Motion for stillness, vice versa. Outer peace is a motion when silence is beneath every movement.

Harangue rings hollow when the actual message is not delivered with speech.

Hardness and softness are compatible, where perseverance lies in utmost softness.

There is no light and shade. Shade makes light prominent, and light in nature is shade.

Seeing outside the window and inside the painting, painting is the wall’s eyes and our heart.

Commence comes along with termination, albeit termination itself is the commencement and the two co-occur. 

Fig. 8 Water
By Xie Jinglan (Lalan) (1921–95), 1984
Oil on canvas, 46.5 x 55.5 cm
(Image courtesy of Kwai Fung Foundation)

For Lalan, abstraction had morphed into a form of art that allowed her to meditate and blend her mental state into nature, uniting Mother Earth’s energy with her brushstrokes and pouring out the organic forces she observed onto her canvas. She yearned for eternity in the stillness she captured in motion. The desert-like scene in Untitled (1994) offers a new vitality, absent from the earlier landscapes (Fig. 9). It suggests a microscopic view of a nebula that could be traced in nature; the fragile and delicate network of lines is concentrated in the centre of the composition. Each stroke is sophisticatedly painted, a flick of grated oil crayons drifting and dissolving into the pale, sandy beige abyss. Here, Lalan no longer transcribes a specific scene but translates perpetual motion in a meticulous, all-over abstract composition. 

This work reveals her elevated mastery of brush and technique. The energy of the splatters and splashes is spontaneous yet balanced by an element of control, one that resulted from an accumulation of experience over forty years. Beneath her ostentatious imagery, there is always virtuous perception. Her late works manifest the core of spirituality in painting: an entrance towards the nonchalant state of mind and being. Eugene Ionesco wrote of Lalan’s work: ‘We may tend to think that is it no longer possible to invent anything new in such or such field: then all of a sudden, here comes novelty, here comes the unexpected, here comes a painter, here comes Lalan’ (Ionesco, 1966). The body of work she created is an endless metaphysical journey from a genuine artist. She enshrined the search for the deepest aesthetic to amplify the visions of immortal realms.
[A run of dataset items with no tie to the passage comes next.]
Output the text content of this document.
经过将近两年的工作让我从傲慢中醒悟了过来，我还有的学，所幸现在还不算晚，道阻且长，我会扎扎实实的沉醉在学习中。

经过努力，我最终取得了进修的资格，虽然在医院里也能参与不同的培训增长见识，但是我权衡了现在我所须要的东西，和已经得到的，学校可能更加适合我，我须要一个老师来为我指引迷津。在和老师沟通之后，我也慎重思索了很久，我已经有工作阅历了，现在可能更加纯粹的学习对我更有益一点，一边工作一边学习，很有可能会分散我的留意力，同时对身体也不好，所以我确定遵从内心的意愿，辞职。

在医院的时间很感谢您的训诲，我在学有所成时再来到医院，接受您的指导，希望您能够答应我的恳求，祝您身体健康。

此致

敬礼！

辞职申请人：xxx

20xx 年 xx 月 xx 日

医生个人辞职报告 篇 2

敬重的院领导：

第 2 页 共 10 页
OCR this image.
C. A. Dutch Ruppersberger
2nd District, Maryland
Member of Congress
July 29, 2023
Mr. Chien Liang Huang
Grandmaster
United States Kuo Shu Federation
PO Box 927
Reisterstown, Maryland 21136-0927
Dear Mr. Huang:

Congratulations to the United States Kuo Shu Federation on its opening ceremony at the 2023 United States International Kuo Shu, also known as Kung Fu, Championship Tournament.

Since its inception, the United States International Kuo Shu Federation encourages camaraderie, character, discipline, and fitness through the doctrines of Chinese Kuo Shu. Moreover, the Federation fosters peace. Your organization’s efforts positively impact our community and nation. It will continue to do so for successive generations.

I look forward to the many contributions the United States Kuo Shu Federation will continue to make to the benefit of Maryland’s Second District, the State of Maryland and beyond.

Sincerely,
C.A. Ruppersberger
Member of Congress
Tiffany Law is Assistant Curator of Asia Society Hong Kong Center.

Fig. 9 Untitled
By Xie Jinglan (Lalan) (1921–95), 1994
Oil and mixed media on canvas, 195 x 130 cm
(Image courtesy of Kwai Fung Foundation)

Selected bibliography

Elger Dietmar, ‘Paintings of Autonomous Signs’, in Hans Werner Holzwarth, ed., Modern Art: A History from Impressionism to Today, Berlin, 2004, pp. 219–31.

Valeska Gehrmann, Taoism: Chinese Customs and Beliefs, https://www.nationsonline.org/oneworld/Chinese_Customs/taoism.htm.

Eugène Ionesco, ‘Preface written on the occasion of exhibition Lalan’, Paris, 1966.

Kwai Fung Foundation, Hong Kong, copy of untitled poem by Lalan, obtained 14 January 2021.

James Legge, Texts of Taoism, part 1 of 2, Sacred Books of the East 39, London, 1879.  

Derek Lin, Tao Te Ching, Annotated and Explained, Nashville, 2006.

Sotheby’s, ‘Memoirs of Mother’s Free Spiritedness and Aura: An Interview with Mr Jia-Ling Zao’, Lalan: Endless Dance, Hong Kong, 2019.

Rinnie Tang and Pierre Colombel, ‘The Birth of Water (La Naissance de L’eau)’, in Peintures de Lalan, Paris, 1990, pp. 4–5.

Sophy Thompson, ‘Lalan’, in Josiane Rougemont, ed., Lalan, Bangkok, 1999.

Lin Wen Zheng, ‘Introduction to the National Hangzhou Academy of Art’, Apollo, no. 13 (1934).